Le 1er avril 2015 marque l’aboutissement de la libéralisation de la politique laitière de l’Union Européenne. Depuis 1984, les quotas laitiers régulaient les quantités produites par chaque troupeau de vaches laitières. Première région laitière française, la Bretagne est directement affectée par la transformation du cadre réglementaire communautaire. La thèse propose une anthropologie sociale et politique de la manière dont les éleveurs finistériens ont vécu la transformation des institutions gouvernant leur rapport à l’économie de marché.
Suite à la libéralisation, le secteur connaît une grave « crise de trésorerie » provoquée notamment par une baisse drastique du prix du lait. L’élevage laitier connaît alors d’importantes mutations. Certaines fermes s’agrandissent pendant que de nombreuses autres cessent l’activité laitière. Les éleveurs utilisent l’expression « fuite en avant » afin de désigner la tendance à l’agrandissement des fermes cherchant à compenser la baisse tendancielle de rentabilité par un accroissement des volumes livrés. Dans cette thèse, il s’agit d’appréhender la « fuite en avant » à partir de la relation que les éleveurs entretiennent avec leurs vaches laitières. Ainsi, les éleveurs ne sont jamais considérés hors de leur immersion quotidienne dans une sociabilité interspécifique – le troupeau humain-bovin – construite par les humains et les bovins.

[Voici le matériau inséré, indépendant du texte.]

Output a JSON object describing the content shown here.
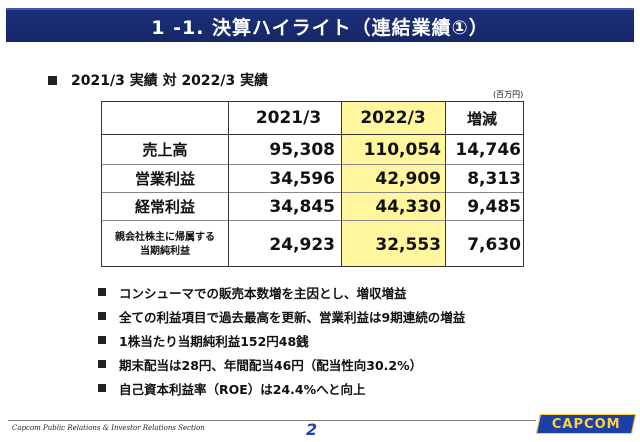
{
  "header": {
    "title": "1 -1.  決算ハイライト（連結業績①）"
  },
  "subheading": "2021/3 実績  対  2022/3 実績",
  "unit_note": "(百万円)",
  "colors": {
    "banner": "#1b2f7a",
    "highlight_column": "#fff69e",
    "page_number": "#1f3fb5",
    "logo_bg": "#1c3fa8",
    "logo_text": "#ffd23a"
  },
  "table": {
    "headers": [
      "",
      "2021/3",
      "2022/3",
      "増減"
    ],
    "rows": [
      {
        "label": "売上高",
        "label_line2": "",
        "v2021": "95,308",
        "v2022": "110,054",
        "change": "14,746"
      },
      {
        "label": "営業利益",
        "label_line2": "",
        "v2021": "34,596",
        "v2022": "42,909",
        "change": "8,313"
      },
      {
        "label": "経常利益",
        "label_line2": "",
        "v2021": "34,845",
        "v2022": "44,330",
        "change": "9,485"
      },
      {
        "label": "親会社株主に帰属する",
        "label_line2": "当期純利益",
        "v2021": "24,923",
        "v2022": "32,553",
        "change": "7,630"
      }
    ]
  },
  "bullets": [
    "コンシューマでの販売本数増を主因とし、増収増益",
    "全ての利益項目で過去最高を更新、営業利益は9期連続の増益",
    "1株当たり当期純利益152円48銭",
    "期末配当は28円、年間配当46円（配当性向30.2%）",
    "自己資本利益率（ROE）は24.4%へと向上"
  ],
  "footer": {
    "text": "Capcom Public Relations & Investor Relations Section",
    "page_number": "2",
    "logo": "CAPCOM"
  }
}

De 2015 à 2020, j’ai suivi les éleveurs au travail, mené des entretiens, rencontré des organismes du milieu agricole. La thèse se fonde sur une ethnographie fine, au long cours, des liens que les éleveurs tissent avec leur environnement social, institutionnel et biophysique. La « fuite en avant » est appréhendée dans sa part sensible (le rapport affectif et perceptuel que les éleveurs entretiennent avec leur monde social humain et bovin) et dans sa dimension institutionnelle (les ensembles stabilisés de normes, de lois et de règles qui gouvernent leurs existences). La recherche propose de comprendre comment des éleveurs qui « aiment » leurs vaches, qui possèdent un goût prononcé et affirmé pour des campagnes vivantes et pour l’ouverture sur un monde vivant non- humain, finissent par être pris par la « fuite en avant ». Dans le même temps, la thèse étudie la façon dont les éleveurs perçoivent et agissent au sein de l’environnement institutionnel qui gouverne leur rapport à l’économie de marché et à l’économie de leurs exploitations.
La « fuite en avant » est ainsi comprise comme le mouvement paradoxal d’éleveurs pris tout à la fois par la sociabilité bovine et par la nécessité d’exister en tant qu’exploitant agricole au sein d’une économie capitaliste libéralisée.